Le risque couru dans cette affaire est l’oubli de l’analogie ; or « l’analogie n’est jamais plus contraignante que lorsqu’elle s’abolit et a cessé d’être perçue comme analogie. Devenue invisible, elle se confond avec l’ordre des choses » (Gadoffre 1980, p. 6).


[1] Naked Mole-Rat Initiative, www.phar.cam.ac.uk/research/NMRI
[2] Dans La Recherche, juillet-août 1989. Réaction de Gilles Le Pape, dans La Recherche oct. 1992, suivie, dans ce même numéro, d’une réponse des auteurs.
[3] “Non-human animal behavior was not the only subject addressed in Sociobiology; famously, the first and last chapters of the book addressed Wilson’s views about the amenability of human behavior to be studied by a similar sort of project. These were developed to some extent in his later book, On Human Nature (Wilson, 1978). For a variety of reasons, primarily because Wilson was perceived to be arguing that many problematic social behaviors were unchangeable, the contents of these two chapters provoked an extremely acrimonious debate sometimes referred to as the “sociobiology wars” (…). Because this debate attracted so much attention, the term “sociobiology” has come to be associated with this early proposed human project, or at least the description of it set up for attack by its critics (…). The critics claimed that “Pop Sociobiologists” were committed to a form of genetic determinism, an overly strong adaptationism and had a tendency to ignore the effects of learning and culture.(https://plato.stanford.edu/entries/sociobiology/)
[4] Eusocialité chez un mammifère: élevage coopératif dans des colonies de rats-taupes nus — Résumé: Les observations en laboratoire sur une colonie de 40 Heterocephalus collectée sur le terrain montrent qu’une seule femelle se reproduit. Les individus restants constituent deux ou trois castes, chacune regroupant les deux sexes et pouvant être distinguées par leurs différences de taille et de tâches qu’elles accomplissent.

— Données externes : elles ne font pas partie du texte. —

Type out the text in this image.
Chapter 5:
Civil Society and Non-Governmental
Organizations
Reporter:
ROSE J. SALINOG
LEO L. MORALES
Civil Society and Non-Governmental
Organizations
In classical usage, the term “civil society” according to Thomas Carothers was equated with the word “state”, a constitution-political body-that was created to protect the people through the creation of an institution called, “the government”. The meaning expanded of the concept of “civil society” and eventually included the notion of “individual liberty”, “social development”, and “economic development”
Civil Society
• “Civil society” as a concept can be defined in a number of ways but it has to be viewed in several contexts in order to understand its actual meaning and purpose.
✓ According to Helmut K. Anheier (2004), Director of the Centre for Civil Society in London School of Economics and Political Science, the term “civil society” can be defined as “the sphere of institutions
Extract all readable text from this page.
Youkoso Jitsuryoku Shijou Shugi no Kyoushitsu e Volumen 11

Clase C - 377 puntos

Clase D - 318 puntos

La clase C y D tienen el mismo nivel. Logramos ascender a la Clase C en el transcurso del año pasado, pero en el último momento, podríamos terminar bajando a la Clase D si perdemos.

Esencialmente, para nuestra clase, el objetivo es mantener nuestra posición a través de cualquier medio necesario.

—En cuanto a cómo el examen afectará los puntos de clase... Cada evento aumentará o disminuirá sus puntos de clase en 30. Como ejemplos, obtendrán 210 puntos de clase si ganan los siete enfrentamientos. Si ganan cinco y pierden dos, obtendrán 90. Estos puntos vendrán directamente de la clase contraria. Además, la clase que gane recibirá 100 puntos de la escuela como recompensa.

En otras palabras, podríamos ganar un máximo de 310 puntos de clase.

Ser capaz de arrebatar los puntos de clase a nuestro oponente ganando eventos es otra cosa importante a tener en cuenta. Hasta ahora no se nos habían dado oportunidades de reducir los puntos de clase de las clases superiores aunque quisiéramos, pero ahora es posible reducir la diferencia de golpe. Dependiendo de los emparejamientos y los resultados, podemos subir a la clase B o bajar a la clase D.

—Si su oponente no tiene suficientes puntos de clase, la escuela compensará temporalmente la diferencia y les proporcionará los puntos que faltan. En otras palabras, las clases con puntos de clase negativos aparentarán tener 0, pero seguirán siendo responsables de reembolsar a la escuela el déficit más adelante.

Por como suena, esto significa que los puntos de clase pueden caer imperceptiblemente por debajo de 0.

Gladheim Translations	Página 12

Ces caractéristiques, associées à une longue durée de vie, au chevauchement des générations, au soin coopératif des portées et au possible polyéthisme (*) permettent d’établir des parallèles avec les insectes eusociaux. ” Jarvis JU, Science, 1981 May 1; 212 (4494): 571-3.
Polyéthisme : “Spécialisation fonctionnelle des différents membres d’une colonie d’insectes sociaux, conduisant à une division du travail dans la colonie.